The voice calls to me, as if that’s my name. I shake my head. It’s not my name. My name is Ryan. My name is Ryan Poitier Sharpe. My name is Ryan.
Death, she beckons again, and it occurs to me that perhaps she is telling me who she is.
I tilt the knife sideways to peer into it. My own eyes shine back at me, but then she rises out of them, glaring. I swing my hand upward, wanting to shake her loose. I want to make her disappear. I want her gone. I want her to know I’ll fight her again. I’ll win again. I wave the knife, slash at the air.
There’s a yelp in my ear, and my father is on his feet, coming at me. I pull my hand back, away from him. My grandmother’s head is tilted sideways, listening hard. Her fingers are over her mouth as she shoots to her feet, faster than I thought she could move. Avery’s mouth is moving, but I can’t hear her words through the ghost’s murmurs. Pain sears through my shoulder as my father twists my arm painfully to the side.
Mine, Death whispers again, drawing my attention back to the knife that Nolan is trying to take from me. I’m scared for him, but I can’t look at him. My eyes are focused on the blade, eyes locked with hers, which are crinkling with humor.
Death is smiling.
Mine.
“Do you hear her?” I scream. She’s so loud. They must hear her.
From behind me, Ayida screams again. I crane my head to see her. Why are they looking at me like I’m the monster in this kitchen? Fingers pry mine open. The knife crashes onto the white floor?—?it’s splattered like scarlet poppies in a field of snow.
A big, black boot smashes down on the knife. I wouldn’t pick it up anyway. Nolan watches me, one arm stretched out to keep me back as he slowly bends down and slides it out from under his boot. He doesn’t take his eyes from me as he asks Ayida, “Are you hurt bad?”

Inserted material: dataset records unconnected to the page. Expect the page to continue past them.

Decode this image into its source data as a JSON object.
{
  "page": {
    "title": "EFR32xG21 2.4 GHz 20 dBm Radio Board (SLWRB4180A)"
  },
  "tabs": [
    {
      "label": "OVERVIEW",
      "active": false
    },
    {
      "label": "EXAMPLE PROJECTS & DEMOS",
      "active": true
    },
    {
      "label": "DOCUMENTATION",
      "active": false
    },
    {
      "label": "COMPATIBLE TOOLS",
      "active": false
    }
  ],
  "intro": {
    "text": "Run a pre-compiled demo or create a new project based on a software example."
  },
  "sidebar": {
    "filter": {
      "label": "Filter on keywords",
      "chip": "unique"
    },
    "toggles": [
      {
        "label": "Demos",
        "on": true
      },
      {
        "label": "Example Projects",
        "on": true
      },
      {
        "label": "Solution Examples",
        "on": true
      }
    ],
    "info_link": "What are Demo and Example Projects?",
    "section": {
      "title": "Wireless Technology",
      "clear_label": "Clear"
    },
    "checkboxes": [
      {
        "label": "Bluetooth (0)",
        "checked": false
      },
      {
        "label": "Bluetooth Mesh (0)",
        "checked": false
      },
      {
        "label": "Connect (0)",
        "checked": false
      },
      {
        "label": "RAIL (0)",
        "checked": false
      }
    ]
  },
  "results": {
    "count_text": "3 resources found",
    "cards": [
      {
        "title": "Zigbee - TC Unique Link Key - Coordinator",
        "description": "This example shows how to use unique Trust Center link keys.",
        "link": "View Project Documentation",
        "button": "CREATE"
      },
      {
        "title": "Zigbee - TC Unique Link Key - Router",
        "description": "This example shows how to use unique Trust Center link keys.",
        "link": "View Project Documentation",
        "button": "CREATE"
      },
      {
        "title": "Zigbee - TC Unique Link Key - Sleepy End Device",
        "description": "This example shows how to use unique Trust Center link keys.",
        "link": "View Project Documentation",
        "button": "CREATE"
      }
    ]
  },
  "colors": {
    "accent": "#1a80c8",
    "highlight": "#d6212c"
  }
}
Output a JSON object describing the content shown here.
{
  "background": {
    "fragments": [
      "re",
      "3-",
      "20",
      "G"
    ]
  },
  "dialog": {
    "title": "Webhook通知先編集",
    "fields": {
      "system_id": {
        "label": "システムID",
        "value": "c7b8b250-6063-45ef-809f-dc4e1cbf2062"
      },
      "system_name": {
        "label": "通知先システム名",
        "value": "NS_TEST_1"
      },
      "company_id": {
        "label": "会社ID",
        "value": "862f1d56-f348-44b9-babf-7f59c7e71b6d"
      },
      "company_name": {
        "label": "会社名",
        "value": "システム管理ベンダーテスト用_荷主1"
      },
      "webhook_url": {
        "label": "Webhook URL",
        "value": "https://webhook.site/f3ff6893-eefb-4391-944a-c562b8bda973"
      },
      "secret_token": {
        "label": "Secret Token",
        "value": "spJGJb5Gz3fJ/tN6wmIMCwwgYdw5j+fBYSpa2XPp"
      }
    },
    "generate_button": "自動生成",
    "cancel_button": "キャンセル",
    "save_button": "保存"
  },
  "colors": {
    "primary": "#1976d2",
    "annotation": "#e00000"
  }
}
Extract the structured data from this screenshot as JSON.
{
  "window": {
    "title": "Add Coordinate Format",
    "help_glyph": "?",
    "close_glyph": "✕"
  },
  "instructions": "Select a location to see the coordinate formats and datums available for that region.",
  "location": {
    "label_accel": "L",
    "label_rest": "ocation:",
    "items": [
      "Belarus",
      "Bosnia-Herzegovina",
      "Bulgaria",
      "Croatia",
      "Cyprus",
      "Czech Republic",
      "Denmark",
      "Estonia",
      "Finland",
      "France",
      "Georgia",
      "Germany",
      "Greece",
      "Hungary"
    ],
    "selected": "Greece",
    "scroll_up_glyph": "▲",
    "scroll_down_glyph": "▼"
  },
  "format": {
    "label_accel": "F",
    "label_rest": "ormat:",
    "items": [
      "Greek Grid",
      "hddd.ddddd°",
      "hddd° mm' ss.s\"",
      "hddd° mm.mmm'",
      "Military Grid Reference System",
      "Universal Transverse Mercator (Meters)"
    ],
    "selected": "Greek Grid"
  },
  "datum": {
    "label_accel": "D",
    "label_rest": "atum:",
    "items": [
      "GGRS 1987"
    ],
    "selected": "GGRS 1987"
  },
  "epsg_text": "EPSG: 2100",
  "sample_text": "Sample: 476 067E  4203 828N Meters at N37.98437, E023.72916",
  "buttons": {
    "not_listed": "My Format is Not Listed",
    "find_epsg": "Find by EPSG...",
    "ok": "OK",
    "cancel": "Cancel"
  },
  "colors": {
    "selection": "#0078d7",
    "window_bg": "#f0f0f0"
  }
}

“N-n-no,” she says through tears. “Small cut.”
My head whips toward her at this. “You’re cut? Oh God. No. She cut you?”
“She?” my father screams. His hands, still holding the knife, are on my upper arms. He shakes me so hard, my teeth rattle. I can smell the sharp tang of alcohol wafting from him. It takes me . . . somewhere else. “What the hell are you talking about? You cut your mother!”
My body goes limp in his grasp, gravity pulling me to the floor so that my father is no longer shaking me; he’s holding me up. “Are you telling me I have a crazy kid now?” His voice climbs, and his question suspends from the ledge of a mountain.